It may seem marvellous that, with the world before her--kept by
no restrictive clause of her condemnation within the limits of
the Puritan settlement, so remote and so obscure--free to return
to her birth-place, or to any other European land, and there
hide her character and identity under a new exterior, as
completely as if emerging into another state of being--and
having also the passes of the dark, inscrutable forest open to
her, where the wildness of her nature might assimilate itself
with a people whose customs and life were alien from the law
that had condemned her--it may seem marvellous that this woman
should still call that place her home, where, and where only,
she must needs be the type of shame. But there is a fatality, a
feeling so irresistible and inevitable that it has the force of
doom, which almost invariably compels human beings to linger
around and haunt, ghost-like, the spot where some great and
marked event has given the colour to their lifetime; and, still
the more irresistibly, the darker the tinge that saddens it. Her
sin, her ignominy, were the roots which she had struck into the
soil.
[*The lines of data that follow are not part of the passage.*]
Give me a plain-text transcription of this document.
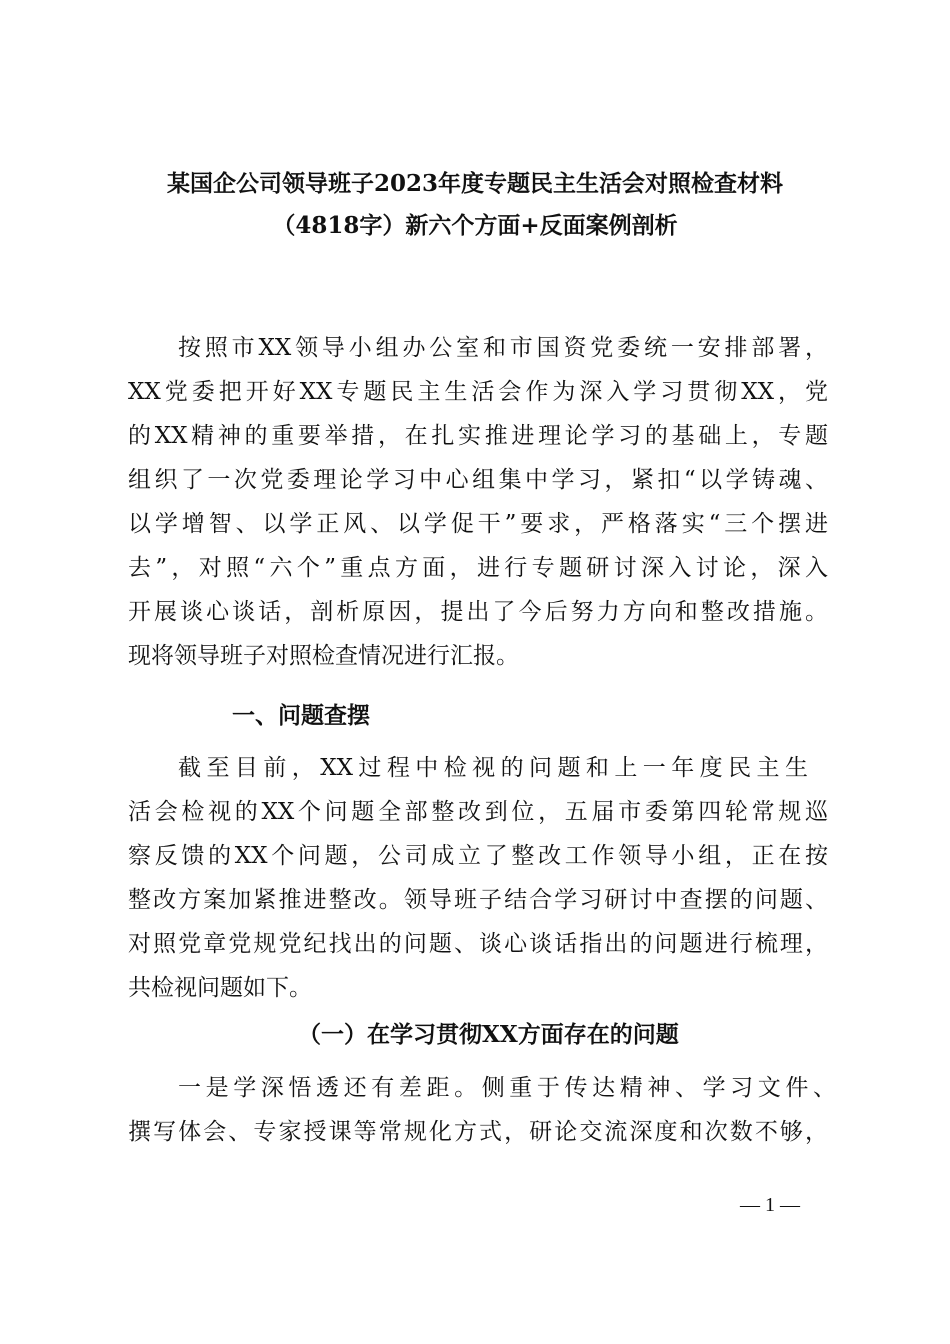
某国企公司领导班子2023年度专题民主生活会对照检查材料
（4818字）新六个方面+反面案例剖析

按照市XX领导小组办公室和市国资党委统一安排部署，

XX党委把开好XX专题民主生活会作为深入学习贯彻XX，党

的XX精神的重要举措，在扎实推进理论学习的基础上，专题

组织了一次党委理论学习中心组集中学习，紧扣“以学铸魂、

以学增智、以学正风、以学促干”要求，严格落实“三个摆进

去”，对照“六个”重点方面，进行专题研讨深入讨论，深入

开展谈心谈话，剖析原因，提出了今后努力方向和整改措施。

现将领导班子对照检查情况进行汇报。

一、问题查摆

截至目前，XX过程中检视的问题和上一年度民主生

活会检视的XX个问题全部整改到位，五届市委第四轮常规巡

察反馈的XX个问题，公司成立了整改工作领导小组，正在按

整改方案加紧推进整改。领导班子结合学习研讨中查摆的问题、

对照党章党规党纪找出的问题、谈心谈话指出的问题进行梳理，

共检视问题如下。

（一）在学习贯彻XX方面存在的问题

一是学深悟透还有差距。侧重于传达精神、学习文件、

撰写体会、专家授课等常规化方式，研论交流深度和次数不够，

— 1 —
It was as if a new birth, with stronger assimilations than
the first, had converted the forest-land, still so uncongenial
to every other pilgrim and wanderer, into Hester Prynne's wild
and dreary, but life-long home. All other scenes of earth--even
that village of rural England, where happy infancy and stainless
maidenhood seemed yet to be in her mother's keeping, like
garments put off long ago--were foreign to her, in comparison.
The chain that bound her here was of iron links, and galling to
her inmost soul, but could never be broken.